2) Suppose you work from the already aligned images or a model on them, and derive a set of f transforms that would improve their alignment, in the file "setname_refine.xf". These need to be converted to g transforms, but then transforming the model is easy:

    xftoxg setname_refine.xf setname_refine.xg
    xfmodel -xf setname_refine.xg setname.mod setname.newmod
However, to get a new aligned stack, you should go back to the raw stack instead of applying a second transformation to the aligned stack, in order to avoid interpolating the data any more times than you have to (each interpolation step potentially degrades the images). To do this, you need to multiply the first and second set of g transforms and apply the product:
    xfproduct setname_orig.xg setname_refine.xg setname.xg
Then run:
    subm newst
for single-frame images or
    subm blend
for montages. The existing aligned stack, if still present in the directory, will be renamed with a "~" on the end, but you could rename this first to a preferred name if you want to keep it.
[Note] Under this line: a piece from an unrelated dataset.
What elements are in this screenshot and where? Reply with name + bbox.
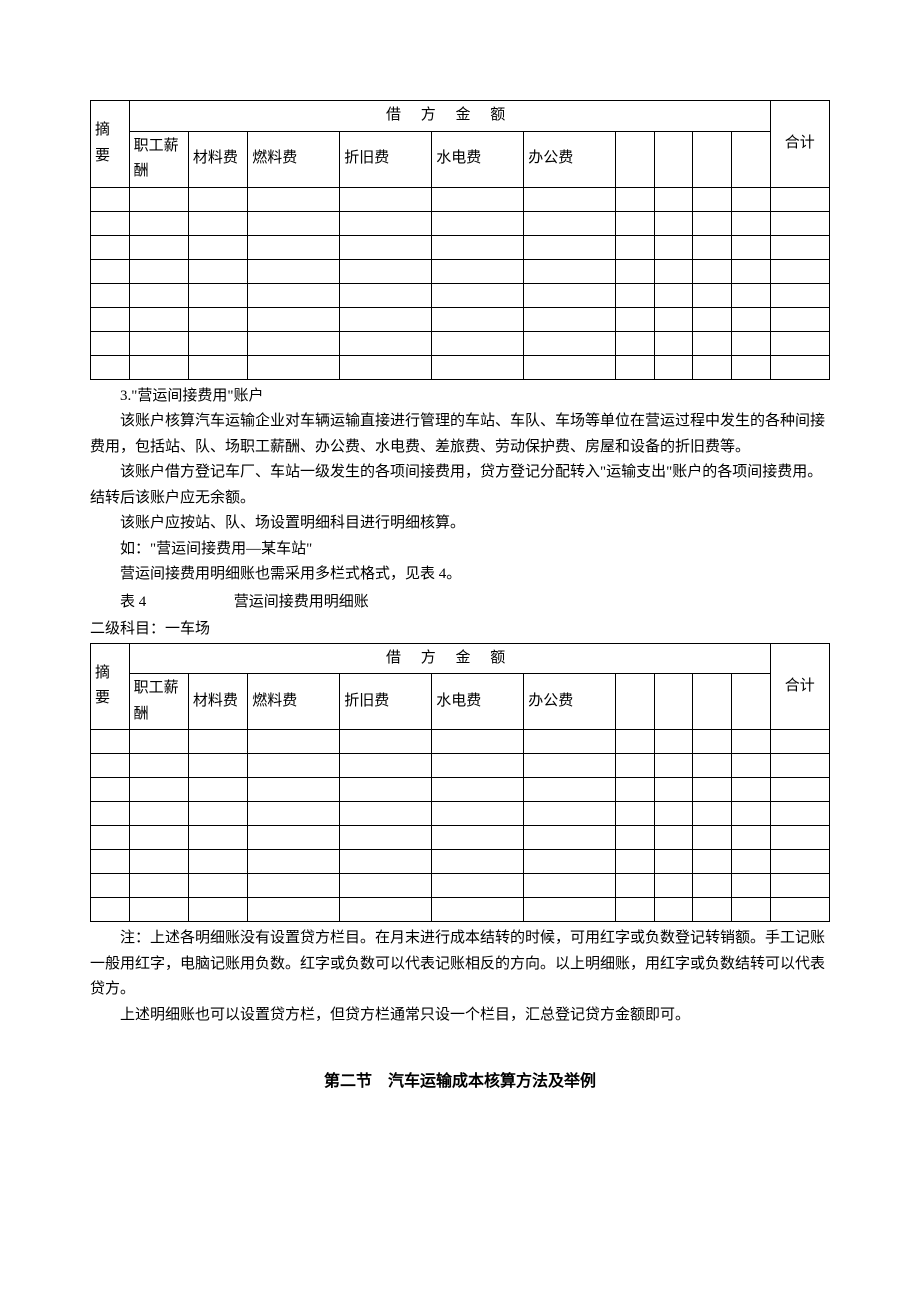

There are several ways that you could work from an existing model to get a refined alignment. One way is to take Tiff snapshots of the Zap window in 3dmod through the entire set of sections, with either the model displayed on the images or just the model showing on a black background. (You can take such snapshots automatically with the dialog box opened with File-Movie/Montage.) Stack the Tiff files into a single color MRC file:

    tif2mrc zap*.tif zapstack.mrc
Midas can read this file and display the colors in gray scale, allowing you to adjust the alignment based on model features:
    midas zapstack.mrc setname_refine.xf

An existing model can also be used to provide a new fiducial alignment, provided that it has features that have been modeled across the sections. For example,

    xfmodel setname.mod setname_refine.xf
There is a script, Selfalign, that will do this operation as well as realign the model, producing new f transforms in a ".selfxf" file, new g transforms in a ".selfxg" file, and a new model ending in ".selfmod". Aside from convenience, the script has the advantage that it can be given a limited number of sections over which to find the alignment, and it will properly handle the transitions between the regions being realigned and those being left as they were. Use the ".selfxg" file like "setname_refine.xg" in the xfproduct command above to get new g transforms for building a new aligned stack.